GOP Candidate for Michigan Governor Wants to ‘Dismantle’ Public Schools

Ralph Rebandt said he wants to be Tudor Dixon's lieutenant governor. (Image via screenshot)

By Jason Salzman

April 7, 2022

During a recent forum, Ralph Rebandt said he also wants to eliminate sex education from schools, even though Michigan does not require it.

A candidate running to be Michigan’s next governor said recently that, if elected, he would like to “dismantle” the state’s public education system and “start over.” 

When asked at a GOP forum in Grand Rapids whether he would support “legislation that would allow for a voucher system so that parents can choose to take their tax dollars to private or to home school,” Ralph Rebandt replied: “Absolutely.” 

“We need to pretty much dismantle the public school system and rebuild it,” Rebandt, a pastor, told the crowd at the forum sponsored by Christian advocacy group Michigan Coalition for Freedom. “And I am all about a first-class education system, not a first-class indoctrination system. So, on my first day I would certainly do what [Virginia] Gov. Youngkin did and I would eliminate the same thing; I would eliminate critical race theory and all of the things that are anti-American and remove them.”

“I’ve even said that I would eliminate sex ed from curriculums in schools,” he added. 

Michigan schools are not required to teach sexual education, and critical race theory is an academic legal framework taught only in graduate level courses.

Rebandt didn’t answer an email seeking comment. 

RELATED: ‘These Policies Do Attack Michigan Families’: Inside Betsy DeVos and the Michigan GOP’s War on Public Schools

Rebandt and four other candidates at the March 29 forum are among the Michigan Republicans vying for the GOP nomination to take on Democrat Gov. Gretchen Whitmer in November.

Rebandt and fellow candidate Ryan Kelley both made baseless claims that the 2020 presidential election was stolen, but Kelley went further, arguing that Michiganders—including Whitmer—should be prosecuted and jailed over their supposed interference in the 2020 election.

“The people that stole that election need to be prosecuted, including Gretchen Whitmer, [Michigan Attorney General] Dana Nessel, and [Michigan Secretary of State] Jocelyn Benson,” said Kelley, who stormed the U.S. Capitol on Jan. 6, 2021, and is regarded as a top election conspiracist in Michigan. “You do not disrespect our constitutional republic and our election system the way that they did in 2020.”

Rebandt also promised an investigation but didn’t mention Whitmer by name.

“On day one of my administration, I will open an investigation into what happened. If people aren’t found out and aren’t prosecuted, they’ll do it again,” Rebandt told the crowd. 

“There were ballots sent to addresses where there was nobody living,” said Rebandt. “Thousands of them. In Ann Arbor when kids were out of school. Somebody picked those up. Somebody actually sent those in. So, I am completely in favor of clearing up the past, putting people in jail for what they did, and then seeing, as we look at the future.”

To be clear, elections officials and others—including the Republican-led Oversight Committee in the state Senate—have found no evidence that there was any widespread fraud in Michigan during the 2020 election, where Joe Biden beat Trump by more than 154,000 votes. 
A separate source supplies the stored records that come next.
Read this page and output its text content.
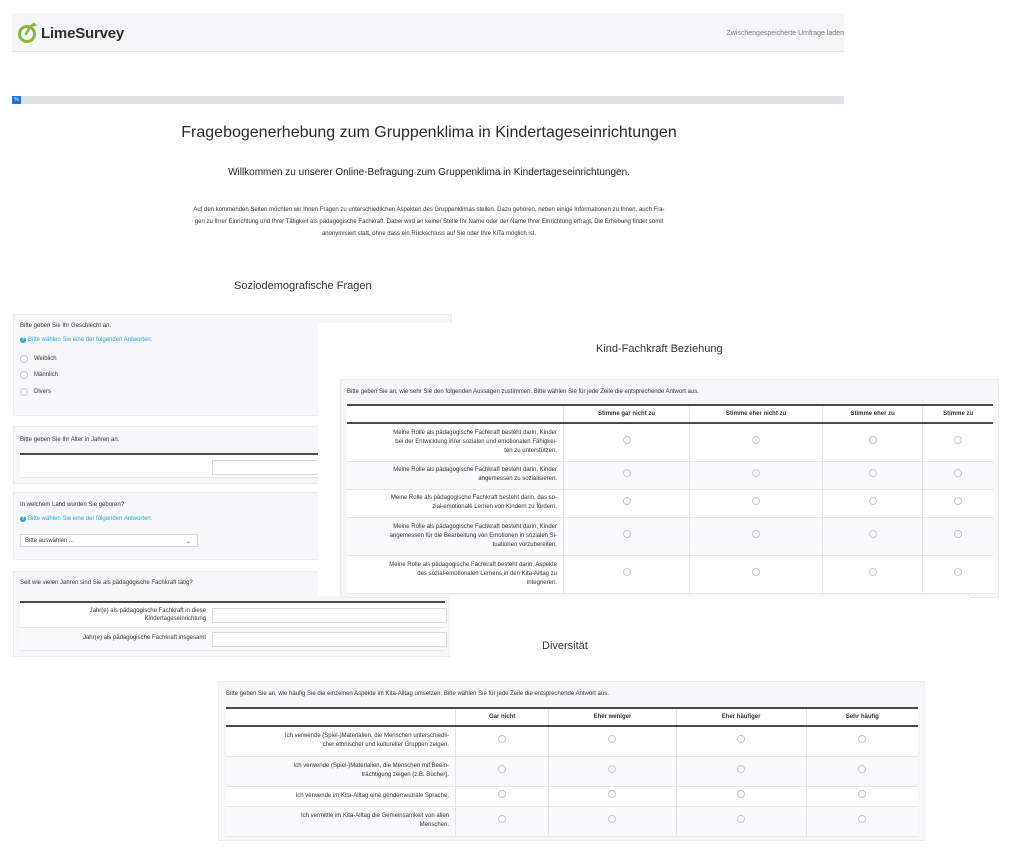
LimeSurvey	Zwischengespeicherte Umfrage laden
%
Fragebogenerhebung zum Gruppenklima in Kindertageseinrichtungen
Willkommen zu unserer Online-Befragung zum Gruppenklima in Kindertageseinrichtungen.
Auf den kommenden Seiten möchten wir Ihnen Fragen zu unterschiedlichen Aspekten des Gruppenklimas stellen. Dazu gehören, neben einige Informationen zu Ihnen, auch Fra-
gen zu Ihrer Einrichtung und Ihrer Tätigkeit als pädagogische Fachkraft. Dabei wird an keiner Stelle Ihr Name oder der Name Ihrer Einrichtung erfragt. Die Erhebung findet somit
anonymisiert statt, ohne dass ein Rückschluss auf Sie oder Ihre KiTa möglich ist.
Soziodemografische Fragen
Bitte geben Sie Ihr Geschlecht an.
? Bitte wählen Sie eine der folgenden Antworten:
Weiblich
Männlich
Divers
Bitte geben Sie Ihr Alter in Jahren an.
In welchem Land wurden Sie geboren?
? Bitte wählen Sie eine der folgenden Antworten:
Bitte auswählen ...	⌄
Seit wie vielen Jahren sind Sie als pädagogische Fachkraft tätig?
Jahr(e) als pädagogische Fachkraft in diese
Kindertageseinrichtung
Jahr(e) als pädagogische Fachkraft insgesamt
Kind-Fachkraft Beziehung
Bitte geben Sie an, wie sehr Sie den folgenden Aussagen zustimmen. Bitte wählen Sie für jede Zeile die entsprechende Antwort aus.
	Stimme gar nicht zu	Stimme eher nicht zu	Stimme eher zu	Stimme zu

Meine Rolle als pädagogische Fachkraft besteht darin, Kinder
bei der Entwicklung ihrer sozialen und emotionalen Fähigkei-
ten zu unterstützen.				

Meine Rolle als pädagogische Fachkraft besteht darin, Kinder
angemessen zu sozialisieren.				

Meine Rolle als pädagogische Fachkraft besteht darin, das so-
zial-emotionale Lernen von Kindern zu fördern.				

Meine Rolle als pädagogische Fachkraft besteht darin, Kinder
angemessen für die Bearbeitung von Emotionen in sozialen Si-
tuationen vorzubereiten.				

Meine Rolle als pädagogische Fachkraft besteht darin, Aspekte
des sozial-emotionalen Lernens in den Kita-Alltag zu
integrieren.				

Diversität
Bitte geben Sie an, wie häufig Sie die einzelnen Aspekte im Kita-Alltag umsetzen. Bitte wählen Sie für jede Zeile die entsprechende Antwort aus.
	Gar nicht	Eher weniger	Eher häufiger	Sehr häufig

Ich verwende (Spiel-)Materialien, die Menschen unterschiedli-
cher ethnischer und kultureller Gruppen zeigen.				

Ich verwende (Spiel-)Materialien, die Menschen mit Beein-
trächtigung zeigen (z.B. Bücher).				

Ich verwende im Kita-Alltag eine genderneutrale Sprache.				

Ich vermittle im Kita-Alltag die Gemeinsamkeit von allen
Menschen.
Kelley, who organized an anti-Whitmer protest last year that led to an armed attack on the Michigan Capitol, went on to say that people who “silenced” doctors about using Ivermectin to treat or prevent COVID-19 should be “prosecuted for murder.” Primarily a veterinary drug, Ivermectin’s use for the prevention or treatment of COVID-19 is unproven and possibly dangerous.

“I was kicked off of Twitter permanently because I was stating, well, first of all, Fauci is a fascist,” said Kelley, a former Allendale Township planning coordinator, “and second of all, that hydroxychloroquine and Ivermectin should be allowed to [be] prescribed, because, just like the left says about with masks, ‘if it saves just one life…’ Well how about effective treatments if it saves just one life? The individuals that silenced those doctors need to be prosecuted for murder charges.”

Rebandt and Kelley appear to be angling for the endorsement of former President Donald Trump. Both candidates joined Trump at a March fundraiser at Mar-a-Lago for Michigan GOP Attorney General candidate Matthew DePerno. Though Trump hasn’t endorsed a candidate in Michigan’s race for governor, the former president is clearly behind a slate of loyalists whom he wants to prevail at the April 23 Republican convention, where GOP activists will begin selecting candidates for down-ballot races like secretary of state. All Republican voters can participate in the primary for the governor’s race Aug. 2.

Other candidates at the forum were radio host and businessman Michael Markey, Jr., Bob Scott, a teacher, and Lansing resident Evan Space.

To make the Aug. 2 primary ballot, these Republican candidates, and over a dozen others in the race, need to submit 15,000 signatures by April 19.